Internet-Enabled KVM Provides Remote Access
With its servers now located in a central location, GHS' IT administrators are able to consistently monitor and troubleshoot servers as well as perform other duties such as integrate applications without the need to hire more IT administrators. Because the KVM solution is attached to GHS' 100BaseT Ethernet (which can transfer data at a rate of 100 megabits per second) network, IT administrators can log on to the servers from any PC located at any of the three hospitals and perform functions such as troubleshooting tasks (e.g. rebooting the server) or installing new software upgrades. And, because part of the KVM over IP solution includes a telnet server, IT administrators can log on to the servers from home if there is a problem instead of having to drive to the data center.
Server Consolidation And Storage Consolidation Go Hand In Hand
With its new applications and integration projects underway, GHS anticipated growing data needs. Shortly after its server consolidation project, GHS rolled out a SAN (storage area network) to be able to pool its storage resources. "Currently, we've attached only the most recent application servers to our SAN," says Allen. "These application servers run applications such as our PACS, our new pharmacy application, and our fetal monitoring system." When it first rolled out its SAN in December 2002, GHS was managing about 1.7 TB of storage. A few months later, the healthcare provider added another 1.7 TB of capacity to be able to accommodate more servers. Presently, GHS is in the process of adding an additional 5.1 TB of storage to its repertoire. "We started out with seven servers attached to the SAN, we added three more servers in May 2003, and we plan to add several more servers in the coming year," says Allen. GHS uses RAID (redundant array of independent disks) 5 storage boxes to store its data and Management Appliance software from HP StorageWorks to manage the storage on its SAN. Down the road, the healthcare organization is considering adding a software package such as HP's Openview Storage Manager, which will enable IT administrators to manage RAID systems similarly to the way its servers are managed with the KVM over IP solution.
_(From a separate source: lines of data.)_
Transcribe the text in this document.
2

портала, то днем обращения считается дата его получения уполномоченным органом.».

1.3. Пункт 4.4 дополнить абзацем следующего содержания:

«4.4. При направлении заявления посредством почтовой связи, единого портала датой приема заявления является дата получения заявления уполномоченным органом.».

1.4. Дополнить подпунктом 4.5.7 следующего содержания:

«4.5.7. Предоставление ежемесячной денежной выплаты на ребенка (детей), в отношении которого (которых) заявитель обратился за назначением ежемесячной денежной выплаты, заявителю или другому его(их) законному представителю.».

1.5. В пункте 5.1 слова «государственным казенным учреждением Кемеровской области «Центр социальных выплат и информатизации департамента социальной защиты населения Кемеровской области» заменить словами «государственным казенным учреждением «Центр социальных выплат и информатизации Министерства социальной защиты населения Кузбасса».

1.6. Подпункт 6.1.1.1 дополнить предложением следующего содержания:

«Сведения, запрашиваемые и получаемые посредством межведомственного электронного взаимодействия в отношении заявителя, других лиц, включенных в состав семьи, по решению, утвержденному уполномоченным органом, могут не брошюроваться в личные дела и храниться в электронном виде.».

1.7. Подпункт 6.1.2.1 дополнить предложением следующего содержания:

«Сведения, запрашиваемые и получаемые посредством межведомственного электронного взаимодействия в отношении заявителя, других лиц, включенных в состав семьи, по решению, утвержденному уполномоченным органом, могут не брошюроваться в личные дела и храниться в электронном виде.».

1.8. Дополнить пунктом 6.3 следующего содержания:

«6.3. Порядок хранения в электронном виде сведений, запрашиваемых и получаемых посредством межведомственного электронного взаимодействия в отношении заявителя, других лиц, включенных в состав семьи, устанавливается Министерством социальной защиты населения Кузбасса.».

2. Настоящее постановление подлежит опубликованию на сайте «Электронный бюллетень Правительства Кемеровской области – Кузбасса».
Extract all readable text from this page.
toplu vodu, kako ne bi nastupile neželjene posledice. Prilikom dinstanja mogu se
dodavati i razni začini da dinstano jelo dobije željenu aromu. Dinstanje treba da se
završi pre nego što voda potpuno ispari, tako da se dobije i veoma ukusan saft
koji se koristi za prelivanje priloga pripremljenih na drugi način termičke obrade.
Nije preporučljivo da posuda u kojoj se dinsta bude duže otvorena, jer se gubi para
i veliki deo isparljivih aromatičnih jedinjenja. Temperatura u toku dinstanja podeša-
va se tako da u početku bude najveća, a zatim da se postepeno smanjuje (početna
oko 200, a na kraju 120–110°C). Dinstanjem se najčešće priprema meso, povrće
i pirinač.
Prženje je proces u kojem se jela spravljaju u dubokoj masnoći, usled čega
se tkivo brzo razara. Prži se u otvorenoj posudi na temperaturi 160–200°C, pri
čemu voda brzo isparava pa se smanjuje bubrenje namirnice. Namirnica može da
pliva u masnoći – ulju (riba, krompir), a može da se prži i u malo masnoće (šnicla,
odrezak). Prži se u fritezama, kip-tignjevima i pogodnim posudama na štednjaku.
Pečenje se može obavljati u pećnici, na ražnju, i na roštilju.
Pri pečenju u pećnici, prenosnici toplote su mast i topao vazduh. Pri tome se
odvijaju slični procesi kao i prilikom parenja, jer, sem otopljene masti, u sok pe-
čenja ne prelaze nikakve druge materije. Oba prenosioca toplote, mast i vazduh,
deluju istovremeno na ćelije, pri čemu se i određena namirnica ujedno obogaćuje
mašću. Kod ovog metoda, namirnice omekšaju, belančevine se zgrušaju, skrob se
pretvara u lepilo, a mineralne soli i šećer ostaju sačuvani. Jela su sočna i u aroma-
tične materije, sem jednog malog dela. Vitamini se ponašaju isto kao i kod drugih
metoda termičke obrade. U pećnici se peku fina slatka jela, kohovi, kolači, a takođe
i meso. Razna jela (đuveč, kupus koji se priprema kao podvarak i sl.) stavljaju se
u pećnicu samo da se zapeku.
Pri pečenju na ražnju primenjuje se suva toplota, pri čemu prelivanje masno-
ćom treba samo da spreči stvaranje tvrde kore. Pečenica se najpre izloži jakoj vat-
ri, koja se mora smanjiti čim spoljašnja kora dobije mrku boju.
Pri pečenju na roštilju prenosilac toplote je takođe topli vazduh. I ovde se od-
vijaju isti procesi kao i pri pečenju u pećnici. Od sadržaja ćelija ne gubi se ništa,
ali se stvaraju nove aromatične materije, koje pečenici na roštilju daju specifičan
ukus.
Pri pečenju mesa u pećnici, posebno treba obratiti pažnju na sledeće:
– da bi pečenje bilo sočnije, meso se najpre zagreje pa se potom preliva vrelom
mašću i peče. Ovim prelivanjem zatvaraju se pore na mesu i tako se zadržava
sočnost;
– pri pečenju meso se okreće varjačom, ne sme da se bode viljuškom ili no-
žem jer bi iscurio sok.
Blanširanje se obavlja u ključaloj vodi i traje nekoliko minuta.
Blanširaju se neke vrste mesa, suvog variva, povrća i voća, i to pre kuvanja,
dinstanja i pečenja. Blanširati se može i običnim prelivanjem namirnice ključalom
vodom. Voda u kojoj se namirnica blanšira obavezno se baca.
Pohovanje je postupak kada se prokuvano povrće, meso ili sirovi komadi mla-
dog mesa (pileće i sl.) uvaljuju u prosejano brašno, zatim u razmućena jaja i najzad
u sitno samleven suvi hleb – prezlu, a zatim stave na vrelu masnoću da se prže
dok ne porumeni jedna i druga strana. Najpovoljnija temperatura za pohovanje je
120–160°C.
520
Remote Server Access Is Good ... Wireless Remote Access Is Better
Now that GHS has solved its server sprawl dilemma and is in the process of migrating many of its servers to a SAN environment, it has a complementary initiative underway. By the end of the year, GHS plans to roll out an 802.11b wireless LAN (WLAN) at each of its three facilities. The WLAN will enable IT administrators to use laptops or PDAs (personal digital assistants) to log on to and troubleshoot servers without having to find a desktop PC that has the KVM software installed on it. "Our IT administrators are often called into meetings and involved with a host of projects," says Allen. "Having access to servers from anywhere in the building will be a big plus."
In the world of IT, there are always projects that compete for your time. It's easy to let these projects build up and, like unopened mail, they can get shoved in a drawer and forgotten about until a crisis happens that forces you to have to deal with one or more problems right away. Each of these projects will eventually have to be solved. The important question is: Are you going to take a shortsighted IT approach that looks for a quick, temporary fix, or are you going to take a long-term approach that offers time savings and other benefits down the road?